ÖBB: Upper Austria Rails under 2,500 Passengers May Become Buses

ÖBB: Upper Austria Rails under 2,500 Passengers May Become Buses

APA/BARBARA GINDL

The ÖBB’s considerations to convert certain regional rail lines to bus services have caused uproar in Upper Austria. Specifically affected are the Hausruckbahn, the Almtalbahn and the northern section of the Mühlkreisbahn. With fewer than about 2,500 passengers per day, rail is deemed economically unjustifiable, argue the federal railways—while the three lines often fall well below that threshold, as Franz Hammerschmid, head of strategic planning at ÖBB, calculates.

Because the ÖBB must also contribute to the federal budget consolidation, roughly 10 percent of expenditures in the new ÖBB framework plan through 2030 have been sacrificed to the current austerity drive. Instead of the originally planned € 21.9 billion, only € 19.7 billion is now available for nationwide rail expansion from 2025 to 2030. This means some projects will be postponed or called into question. In Upper Austria, this concerns the northern part of the Mühlkreisbahn, the Almtalbahn and the Hausruckbahn. The proposal does not call for a complete elimination of public transport, but rather a shift to buses, whose operation would then fall under the purview of the state or the Upper Austria Transport Association instead of the ÖBB.

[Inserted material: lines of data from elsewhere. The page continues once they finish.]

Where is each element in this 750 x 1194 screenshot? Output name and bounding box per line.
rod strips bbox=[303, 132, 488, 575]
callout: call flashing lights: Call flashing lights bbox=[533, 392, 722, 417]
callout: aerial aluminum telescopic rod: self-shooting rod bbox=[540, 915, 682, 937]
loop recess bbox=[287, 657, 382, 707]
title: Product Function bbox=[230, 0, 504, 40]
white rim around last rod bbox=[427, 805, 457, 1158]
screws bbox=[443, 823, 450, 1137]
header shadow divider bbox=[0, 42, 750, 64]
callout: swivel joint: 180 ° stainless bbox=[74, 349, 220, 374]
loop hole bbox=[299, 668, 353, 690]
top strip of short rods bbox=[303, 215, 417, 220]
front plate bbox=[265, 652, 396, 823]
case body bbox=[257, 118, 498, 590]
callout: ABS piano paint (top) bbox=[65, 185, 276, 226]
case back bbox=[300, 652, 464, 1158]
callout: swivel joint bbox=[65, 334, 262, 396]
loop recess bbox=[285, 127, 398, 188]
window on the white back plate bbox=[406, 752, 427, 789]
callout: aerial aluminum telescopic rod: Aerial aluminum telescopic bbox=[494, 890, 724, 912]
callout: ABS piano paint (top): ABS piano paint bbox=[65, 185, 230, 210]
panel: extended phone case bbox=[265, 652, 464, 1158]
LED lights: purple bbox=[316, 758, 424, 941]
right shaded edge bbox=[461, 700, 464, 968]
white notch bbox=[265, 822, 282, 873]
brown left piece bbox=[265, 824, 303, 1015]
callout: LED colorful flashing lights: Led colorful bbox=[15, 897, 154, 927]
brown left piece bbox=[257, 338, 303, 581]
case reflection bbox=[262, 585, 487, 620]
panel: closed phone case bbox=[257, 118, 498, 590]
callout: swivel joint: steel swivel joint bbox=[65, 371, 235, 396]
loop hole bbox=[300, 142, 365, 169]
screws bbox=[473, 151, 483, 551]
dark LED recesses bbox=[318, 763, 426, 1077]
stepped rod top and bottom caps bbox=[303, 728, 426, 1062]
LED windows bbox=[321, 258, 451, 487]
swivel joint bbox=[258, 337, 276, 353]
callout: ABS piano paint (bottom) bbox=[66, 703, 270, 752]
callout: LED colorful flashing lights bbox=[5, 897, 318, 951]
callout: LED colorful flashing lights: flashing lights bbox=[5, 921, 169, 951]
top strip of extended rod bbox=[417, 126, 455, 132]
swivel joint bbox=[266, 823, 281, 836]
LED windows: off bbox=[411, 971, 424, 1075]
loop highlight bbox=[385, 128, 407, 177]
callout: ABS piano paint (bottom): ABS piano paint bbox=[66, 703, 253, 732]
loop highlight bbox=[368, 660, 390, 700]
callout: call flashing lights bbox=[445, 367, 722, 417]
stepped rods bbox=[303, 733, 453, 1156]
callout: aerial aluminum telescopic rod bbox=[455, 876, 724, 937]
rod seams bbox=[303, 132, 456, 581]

Very Low Passenger Numbers on Northeastern Mühlkreis Section

On the Mühlkreisbahn, it is the northern section from Aigen-Schlägl to Rottenegg that is under review, where just 375 passengers travel daily on an hourly or bi-hourly schedule. Projections for the next 15 to 20 years estimate a potential rise to about 600 passengers per day. The Hausruckbahn between Attnang-Puchheim and Schärding currently serves 1,200 passengers per day, with forecasts rising to 1,900, while the Almtalbahn from Wels to Grünau handles 1,500 daily riders, projected to reach 1,950.

By contrast, urban lines dominate: Vienna’s core line sees 250,000 to 300,000 passengers daily with minute-interval service. Other Upper Austrian regional lines such as the Mattigtalbahn or Innkreisbahn carry 5,000–7,000 daily passengers—far above the three lines under evaluation. Even Lower Austrian regional lines handle between 4,000 and 7,000 passengers. Franz Hammerschmid places the “economic viability threshold” for a regional rail line at roughly 2,000–2,500 passengers per day.

Bus Faster than Train from Northern Mühlviertel to Linz

Hammerschmid argues that running buses on the Almtal, Hausruck and northern Mühlkreis routes could be more sensible, and the ÖBB plan to discuss this with the state of Upper Austria. State Transport Councillor Günther Steinkellner (FPÖ) decried it as a “frontal attack on the mobility needs of tens of thousands of people who rely daily on these rail lines,” warning it would undermine the Linz regional tram project whose backbone is the Mühlkreisbahn.

The ÖBB emphasize nuance: “We never questioned the southern section of the Mühlkreisbahn between Rottenegg and Linz,” stresses Hammerschmid. And given the low ridership on the Aigen-Schlägl–Rottenegg segment, buses could suffice—especially since the state already provides “extremely dense bus service toward Linz” that commuters use extensively. Indeed, a bus from northern Mühlviertel to Linz can be 30 minutes faster than the train. Shifting 600 commuters to buses “means ten more buses,” notes Hammerschmid.